Market volatility and why it matters less than people think

21st November 2025
The last week has been a stark reminder that markets rarely move in straight lines. At the time of writing, the S&P 500 is 5.5 percent below its all-time high. The Nasdaq is down 8.3 percent, the FTSE 100 is down 4.8 percent, the Euro Stoxx 50 is down 5.5 percent, and the MSCI All-World index is down 5.0 percent. Most of these declines have taken place within a matter of days.

At the individual company level the picture looks even more dramatic. Nvidia is down 14.9 percent despite a brief jump after its recent earnings call. Apple has fallen 4.0 percent, Microsoft 13.9 percent, Alphabet 5.5 percent, Amazon 16.0 percent, and Tesla is almost 20 percent off its high.
On the surface this feels uncomfortable, but the drops do not tell the whole story. When markets rise with very little interruption, it creates an illusion of stability. Confidence grows, leverage quietly builds up in the background, and a pullback becomes almost inevitable. In many cases a spell of volatility acts as a necessary release valve rather than a sign of structural weakness.

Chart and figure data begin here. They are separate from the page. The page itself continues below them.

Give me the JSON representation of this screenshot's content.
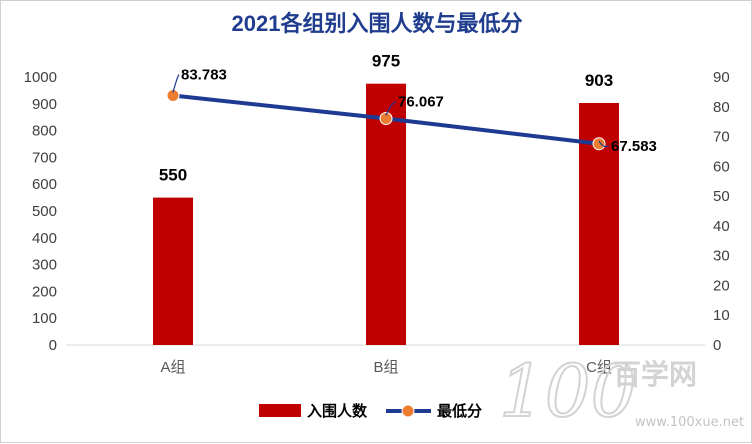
{
  "chart_data": {
    "type": "bar",
    "title": "2021各组别入围人数与最低分",
    "categories": [
      "A组",
      "B组",
      "C组"
    ],
    "series": [
      {
        "name": "入围人数",
        "type": "bar",
        "axis": "left",
        "values": [
          550,
          975,
          903
        ],
        "labels": [
          "550",
          "975",
          "903"
        ],
        "color": "#c00000"
      },
      {
        "name": "最低分",
        "type": "line",
        "axis": "right",
        "values": [
          83.783,
          76.067,
          67.583
        ],
        "labels": [
          "83.783",
          "76.067",
          "67.583"
        ],
        "color": "#1f3a93",
        "marker_color": "#ed7d31"
      }
    ],
    "y_left": {
      "min": 0,
      "max": 1000,
      "ticks": [
        "0",
        "100",
        "200",
        "300",
        "400",
        "500",
        "600",
        "700",
        "800",
        "900",
        "1000"
      ]
    },
    "y_right": {
      "min": 0,
      "max": 90,
      "ticks": [
        "0",
        "10",
        "20",
        "30",
        "40",
        "50",
        "60",
        "70",
        "80",
        "90"
      ]
    },
    "grid": false,
    "legend_position": "bottom"
  },
  "watermark": {
    "text_big": "100",
    "text_cn": "百学网",
    "url": "www.100xue.net"
  }
}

This is a point that tends to get lost in the noise of financial media which, like all media, is incentivised to focus on sharp movements and dramatic language. The long-term investor gains very little from paying attention to that noise. A quick look at financial history teaches you far more. Volatility is, and always has been, a feature of equity markets. It is the flip side of long-term growth. Without it, returns simply would not exist. If you want the gains, you must be prepared to live with the fluctuations that come with them.
This is also why diversification matters. Investors who sit 100 percent in equities feel the full force of every movement, and this is far more common than people realise. Many self-managed portfolios end up fully equity-exposed regardless of the investor's actual appetite for risk. Positioning yourself correctly from the outset, ideally with professional guidance, helps ensure that the equity component does what it is supposed to do while the other parts of the portfolio offer stability. When the structure is correct, periods like this do not signal that something is broken. They simply reflect a normal part of market behaviour. The world is not ending. Long-term plans remain intact.

Volatility also plays a very different role for those contributing regularly. Pound-cost averaging works best when markets are fluctuating, as falling prices allow each contribution to purchase more units. Combined with compounding, this is one of the quiet forces that drives long-term wealth creation. Neither concept is intuitive because the human brain is not wired to think in exponential terms, but the results over time are undeniable.

With a well-designed plan, volatility stops being a source of anxiety and starts becoming something you can take in your stride. Confidence in the planning process is what allows investors to stay disciplined when markets move sharply, and it is this discipline that ultimately makes the biggest difference to long-term outcomes.